Psalm 29, verse 11, has always been special to me. “Adonai oz l’amo yiten, Adonai yivarech et amo b’shalom- Adonai will give strength to the people, Adonai will bless the people with peace.” As a Soldier, this verse appealed to me in terms of national security strategy. I understood that peace must be founded on a basis of strength. Unfortunately, the perception of weakness can be an invitation to bad actors to take advantage of our lack of readiness to defend ourselves. So, peace, yes, but not pacifism. Peace based on strength.
Then I attended Shacharit services not as the rabbi, but as a wounded warrior, standing with the congregation to mourn the loss of my beloved husband. The words of this psalm took on a very personal meaning.

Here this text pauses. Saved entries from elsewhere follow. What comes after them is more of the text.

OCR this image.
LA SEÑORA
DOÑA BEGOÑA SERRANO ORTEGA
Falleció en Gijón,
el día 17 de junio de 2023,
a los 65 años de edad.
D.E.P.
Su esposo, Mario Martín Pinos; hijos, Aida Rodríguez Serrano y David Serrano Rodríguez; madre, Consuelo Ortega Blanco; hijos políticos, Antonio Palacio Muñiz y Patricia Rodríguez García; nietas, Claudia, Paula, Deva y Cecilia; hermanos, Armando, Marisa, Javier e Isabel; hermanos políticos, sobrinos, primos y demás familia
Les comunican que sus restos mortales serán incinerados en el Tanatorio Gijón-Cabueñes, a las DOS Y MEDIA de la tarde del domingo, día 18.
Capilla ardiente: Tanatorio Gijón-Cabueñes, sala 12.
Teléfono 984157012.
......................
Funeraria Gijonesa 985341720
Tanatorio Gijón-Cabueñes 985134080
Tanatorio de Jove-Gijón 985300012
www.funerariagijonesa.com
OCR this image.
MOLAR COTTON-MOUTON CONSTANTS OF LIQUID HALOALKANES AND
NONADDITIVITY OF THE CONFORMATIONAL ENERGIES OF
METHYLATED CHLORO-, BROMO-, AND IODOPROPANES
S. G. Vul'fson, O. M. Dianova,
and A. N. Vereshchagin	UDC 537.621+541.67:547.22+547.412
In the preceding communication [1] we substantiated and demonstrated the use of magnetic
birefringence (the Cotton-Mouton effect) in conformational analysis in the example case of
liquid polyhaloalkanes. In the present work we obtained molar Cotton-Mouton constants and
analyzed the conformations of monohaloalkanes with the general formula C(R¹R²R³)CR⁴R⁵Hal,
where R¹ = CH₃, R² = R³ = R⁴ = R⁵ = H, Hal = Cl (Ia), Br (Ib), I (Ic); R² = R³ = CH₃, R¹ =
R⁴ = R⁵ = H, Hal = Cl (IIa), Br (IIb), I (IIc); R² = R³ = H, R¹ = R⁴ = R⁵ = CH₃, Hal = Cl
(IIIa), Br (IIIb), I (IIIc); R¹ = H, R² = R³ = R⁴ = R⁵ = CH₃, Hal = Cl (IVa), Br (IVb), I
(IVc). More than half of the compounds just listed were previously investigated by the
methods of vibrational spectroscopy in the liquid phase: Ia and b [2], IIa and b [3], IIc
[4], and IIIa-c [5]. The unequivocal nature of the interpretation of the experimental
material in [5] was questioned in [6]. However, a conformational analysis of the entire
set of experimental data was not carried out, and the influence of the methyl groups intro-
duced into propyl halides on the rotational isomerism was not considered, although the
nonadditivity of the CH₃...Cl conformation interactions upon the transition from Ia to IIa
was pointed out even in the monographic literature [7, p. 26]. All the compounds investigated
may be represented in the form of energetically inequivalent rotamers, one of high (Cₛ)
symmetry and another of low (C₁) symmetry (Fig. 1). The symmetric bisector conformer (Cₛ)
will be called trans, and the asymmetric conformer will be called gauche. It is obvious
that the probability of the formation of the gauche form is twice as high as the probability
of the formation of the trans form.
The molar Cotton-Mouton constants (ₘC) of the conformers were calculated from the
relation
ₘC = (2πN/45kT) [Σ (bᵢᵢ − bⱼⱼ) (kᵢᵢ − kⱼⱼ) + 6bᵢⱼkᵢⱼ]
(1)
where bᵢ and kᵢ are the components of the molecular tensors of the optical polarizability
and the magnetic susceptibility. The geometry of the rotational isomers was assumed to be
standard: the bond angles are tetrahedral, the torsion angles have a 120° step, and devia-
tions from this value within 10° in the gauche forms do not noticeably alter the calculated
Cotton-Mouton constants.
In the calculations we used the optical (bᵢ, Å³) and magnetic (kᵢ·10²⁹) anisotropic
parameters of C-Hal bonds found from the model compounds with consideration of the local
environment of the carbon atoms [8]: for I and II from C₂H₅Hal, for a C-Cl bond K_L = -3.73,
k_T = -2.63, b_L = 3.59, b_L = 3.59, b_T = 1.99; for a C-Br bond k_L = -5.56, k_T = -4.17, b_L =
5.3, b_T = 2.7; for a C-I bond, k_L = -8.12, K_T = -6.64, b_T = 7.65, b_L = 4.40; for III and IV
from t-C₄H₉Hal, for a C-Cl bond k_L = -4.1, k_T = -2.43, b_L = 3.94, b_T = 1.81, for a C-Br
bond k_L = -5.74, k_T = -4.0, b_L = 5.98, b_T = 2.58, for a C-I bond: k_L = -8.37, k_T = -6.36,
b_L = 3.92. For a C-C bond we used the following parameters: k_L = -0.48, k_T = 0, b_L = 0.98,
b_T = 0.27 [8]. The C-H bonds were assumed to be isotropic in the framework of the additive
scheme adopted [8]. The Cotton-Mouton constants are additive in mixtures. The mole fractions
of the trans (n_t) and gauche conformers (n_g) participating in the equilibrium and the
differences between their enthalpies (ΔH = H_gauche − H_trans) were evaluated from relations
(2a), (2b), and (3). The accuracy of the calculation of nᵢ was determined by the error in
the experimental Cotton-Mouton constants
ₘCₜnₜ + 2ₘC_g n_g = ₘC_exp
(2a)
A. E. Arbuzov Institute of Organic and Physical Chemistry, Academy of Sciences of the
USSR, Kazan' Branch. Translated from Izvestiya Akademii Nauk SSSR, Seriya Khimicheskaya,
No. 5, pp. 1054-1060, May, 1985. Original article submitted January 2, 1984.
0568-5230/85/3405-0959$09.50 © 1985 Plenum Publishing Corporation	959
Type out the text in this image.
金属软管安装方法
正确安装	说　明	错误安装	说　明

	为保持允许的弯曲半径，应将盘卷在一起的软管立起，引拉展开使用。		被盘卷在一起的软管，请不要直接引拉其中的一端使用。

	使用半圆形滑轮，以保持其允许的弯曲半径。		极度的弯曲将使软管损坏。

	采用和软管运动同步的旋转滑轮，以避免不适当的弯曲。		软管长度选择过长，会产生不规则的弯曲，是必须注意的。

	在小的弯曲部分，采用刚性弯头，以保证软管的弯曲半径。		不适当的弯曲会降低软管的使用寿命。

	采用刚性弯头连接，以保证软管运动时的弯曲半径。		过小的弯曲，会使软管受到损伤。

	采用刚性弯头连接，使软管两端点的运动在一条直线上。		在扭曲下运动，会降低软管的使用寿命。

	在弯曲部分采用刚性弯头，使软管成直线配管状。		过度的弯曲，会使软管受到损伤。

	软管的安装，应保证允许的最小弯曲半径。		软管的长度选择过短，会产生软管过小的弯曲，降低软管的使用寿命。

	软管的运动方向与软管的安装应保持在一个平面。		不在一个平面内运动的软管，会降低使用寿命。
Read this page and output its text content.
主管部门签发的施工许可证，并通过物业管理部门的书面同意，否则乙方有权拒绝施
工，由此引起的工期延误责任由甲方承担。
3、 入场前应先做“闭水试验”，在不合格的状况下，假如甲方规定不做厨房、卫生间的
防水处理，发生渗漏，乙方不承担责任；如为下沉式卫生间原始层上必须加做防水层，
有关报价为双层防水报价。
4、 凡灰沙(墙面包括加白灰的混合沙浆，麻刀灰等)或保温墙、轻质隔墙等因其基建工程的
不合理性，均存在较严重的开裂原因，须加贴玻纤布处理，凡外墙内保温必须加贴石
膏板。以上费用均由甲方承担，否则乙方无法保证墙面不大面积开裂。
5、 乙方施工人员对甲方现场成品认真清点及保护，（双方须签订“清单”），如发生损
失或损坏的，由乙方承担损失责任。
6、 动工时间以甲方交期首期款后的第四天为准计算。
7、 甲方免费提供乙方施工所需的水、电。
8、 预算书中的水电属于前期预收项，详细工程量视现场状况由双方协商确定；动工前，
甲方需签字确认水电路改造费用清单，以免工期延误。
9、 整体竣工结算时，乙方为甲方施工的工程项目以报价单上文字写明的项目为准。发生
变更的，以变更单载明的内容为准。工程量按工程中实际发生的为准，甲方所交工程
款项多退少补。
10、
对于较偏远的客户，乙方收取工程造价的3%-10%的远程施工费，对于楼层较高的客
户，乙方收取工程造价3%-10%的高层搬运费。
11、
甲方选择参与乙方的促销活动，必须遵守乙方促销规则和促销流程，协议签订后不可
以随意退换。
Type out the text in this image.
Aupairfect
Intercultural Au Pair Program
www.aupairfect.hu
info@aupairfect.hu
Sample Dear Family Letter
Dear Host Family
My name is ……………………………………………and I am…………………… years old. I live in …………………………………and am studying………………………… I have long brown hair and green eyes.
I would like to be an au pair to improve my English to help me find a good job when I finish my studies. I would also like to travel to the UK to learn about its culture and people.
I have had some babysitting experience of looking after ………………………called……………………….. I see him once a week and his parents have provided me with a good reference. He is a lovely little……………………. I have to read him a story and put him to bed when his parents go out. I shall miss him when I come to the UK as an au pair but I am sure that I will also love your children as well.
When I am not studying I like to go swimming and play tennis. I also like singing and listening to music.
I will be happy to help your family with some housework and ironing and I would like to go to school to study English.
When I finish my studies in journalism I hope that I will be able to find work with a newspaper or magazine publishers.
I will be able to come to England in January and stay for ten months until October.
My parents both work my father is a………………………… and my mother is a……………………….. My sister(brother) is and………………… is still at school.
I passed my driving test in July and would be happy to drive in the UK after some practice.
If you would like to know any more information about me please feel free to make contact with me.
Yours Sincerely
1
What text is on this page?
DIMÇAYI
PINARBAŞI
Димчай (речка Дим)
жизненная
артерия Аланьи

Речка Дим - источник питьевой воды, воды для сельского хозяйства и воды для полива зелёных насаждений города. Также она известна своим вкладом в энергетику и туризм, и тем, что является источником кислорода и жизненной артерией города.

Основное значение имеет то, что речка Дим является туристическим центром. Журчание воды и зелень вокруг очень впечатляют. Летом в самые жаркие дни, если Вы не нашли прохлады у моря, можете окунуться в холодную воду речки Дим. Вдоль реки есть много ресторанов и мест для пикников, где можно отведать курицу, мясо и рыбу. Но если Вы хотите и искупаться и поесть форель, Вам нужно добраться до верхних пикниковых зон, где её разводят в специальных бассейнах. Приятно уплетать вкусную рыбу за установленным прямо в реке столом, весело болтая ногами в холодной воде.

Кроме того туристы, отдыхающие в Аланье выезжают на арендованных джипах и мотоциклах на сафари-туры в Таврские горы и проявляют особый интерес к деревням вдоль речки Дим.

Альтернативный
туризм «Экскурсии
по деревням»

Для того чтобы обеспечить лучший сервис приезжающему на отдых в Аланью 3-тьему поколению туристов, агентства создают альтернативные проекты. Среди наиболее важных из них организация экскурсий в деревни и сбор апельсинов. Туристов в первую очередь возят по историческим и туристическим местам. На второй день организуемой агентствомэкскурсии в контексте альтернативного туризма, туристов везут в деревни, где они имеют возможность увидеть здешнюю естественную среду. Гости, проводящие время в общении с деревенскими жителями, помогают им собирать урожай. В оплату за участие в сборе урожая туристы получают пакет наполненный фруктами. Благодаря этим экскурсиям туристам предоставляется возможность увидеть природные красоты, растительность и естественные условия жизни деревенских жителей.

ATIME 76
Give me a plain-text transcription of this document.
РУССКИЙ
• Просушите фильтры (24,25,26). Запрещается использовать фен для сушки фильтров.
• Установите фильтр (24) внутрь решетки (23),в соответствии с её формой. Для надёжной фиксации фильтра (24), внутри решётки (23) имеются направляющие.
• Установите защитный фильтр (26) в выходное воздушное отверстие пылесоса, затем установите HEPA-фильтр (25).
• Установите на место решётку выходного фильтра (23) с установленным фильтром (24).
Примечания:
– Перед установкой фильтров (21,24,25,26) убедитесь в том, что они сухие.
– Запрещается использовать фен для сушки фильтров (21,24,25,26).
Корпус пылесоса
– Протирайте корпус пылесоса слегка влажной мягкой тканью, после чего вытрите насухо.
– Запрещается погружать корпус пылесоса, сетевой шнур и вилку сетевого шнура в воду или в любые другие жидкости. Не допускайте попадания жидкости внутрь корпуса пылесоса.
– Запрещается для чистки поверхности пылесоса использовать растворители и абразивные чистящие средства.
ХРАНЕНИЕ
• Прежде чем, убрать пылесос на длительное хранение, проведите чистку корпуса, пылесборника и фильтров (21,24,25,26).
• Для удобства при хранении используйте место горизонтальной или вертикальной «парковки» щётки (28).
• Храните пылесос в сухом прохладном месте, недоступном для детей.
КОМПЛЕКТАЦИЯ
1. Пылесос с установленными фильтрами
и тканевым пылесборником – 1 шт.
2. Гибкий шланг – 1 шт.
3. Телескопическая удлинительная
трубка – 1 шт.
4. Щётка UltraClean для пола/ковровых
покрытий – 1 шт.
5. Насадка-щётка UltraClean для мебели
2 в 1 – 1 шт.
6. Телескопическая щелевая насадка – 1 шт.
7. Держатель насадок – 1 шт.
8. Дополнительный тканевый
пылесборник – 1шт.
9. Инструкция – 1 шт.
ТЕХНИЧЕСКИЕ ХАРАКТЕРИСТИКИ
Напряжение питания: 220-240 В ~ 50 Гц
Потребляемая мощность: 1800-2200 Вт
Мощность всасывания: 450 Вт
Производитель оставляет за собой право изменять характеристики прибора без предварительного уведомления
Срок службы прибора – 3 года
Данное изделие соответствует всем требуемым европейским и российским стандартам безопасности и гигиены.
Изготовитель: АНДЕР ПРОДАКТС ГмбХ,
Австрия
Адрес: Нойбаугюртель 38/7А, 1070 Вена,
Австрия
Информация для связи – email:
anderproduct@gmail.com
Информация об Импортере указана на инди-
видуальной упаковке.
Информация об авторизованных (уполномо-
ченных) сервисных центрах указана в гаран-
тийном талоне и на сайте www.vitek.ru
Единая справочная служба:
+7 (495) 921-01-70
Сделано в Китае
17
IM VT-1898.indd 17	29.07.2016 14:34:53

Suddenly, I moved from hearing the psalmist address the nation, to hearing the psalmist provide a way forward to me, a comforting assurance that the Holy One would provide me with strength to endure the profound sadness- strength from faith, strength from the support of family and community, strength from the experience of watching so many others find ways to choose life in the face of darkness. A whole lot of strength is needed when a loved one is suddenly gone.
Adonai will give strength to the people, Adonai will bless the people with peace. I am praying for strength for myself and for all those who suffer. And I am praying that if we can find that strength within ourselves, that it will lead us to a sense of peace.
I reflect on this moving quote from Marilynne Robinson’s profound novel, Gilead (p. 137) “That’s her courage, her pride, and I know you will be respectful of it, and remember at the same time that a very, very great gentleness is called for, a great kindness. Because no one ever has that sort of courage who hasn’t needed it.” I am so touched by the author’s words. We don’t innately have courage. We find it when we need it. If we have courage, it is because we had no choice but to find a way to persevere.
Someone said to me that I must want to get back to normal. I replied that there is no getting back to normal, there is only moving forward into a new normal. Moving forward slowly, cautiously, consciously, and with courage. I love what Marilynne Robinson wrote, that when we see people with this kind of courage, we must tread very, very lightly, understanding the depth of the pain that leads to the height of strength and courage. And, yes, a great gentleness is called for, a great kindness.
Don’t we all suffer? Don’t we all experience pain and loss? Shouldn’t we treat everyone we meet with great gentleness, with great kindness? I’ll conclude with words most often attributed to Philo of Alexandria, but really of an unknown source, “Be kind, for everyone you meet is fighting a hard battle.” May we be blessed with strength and peace.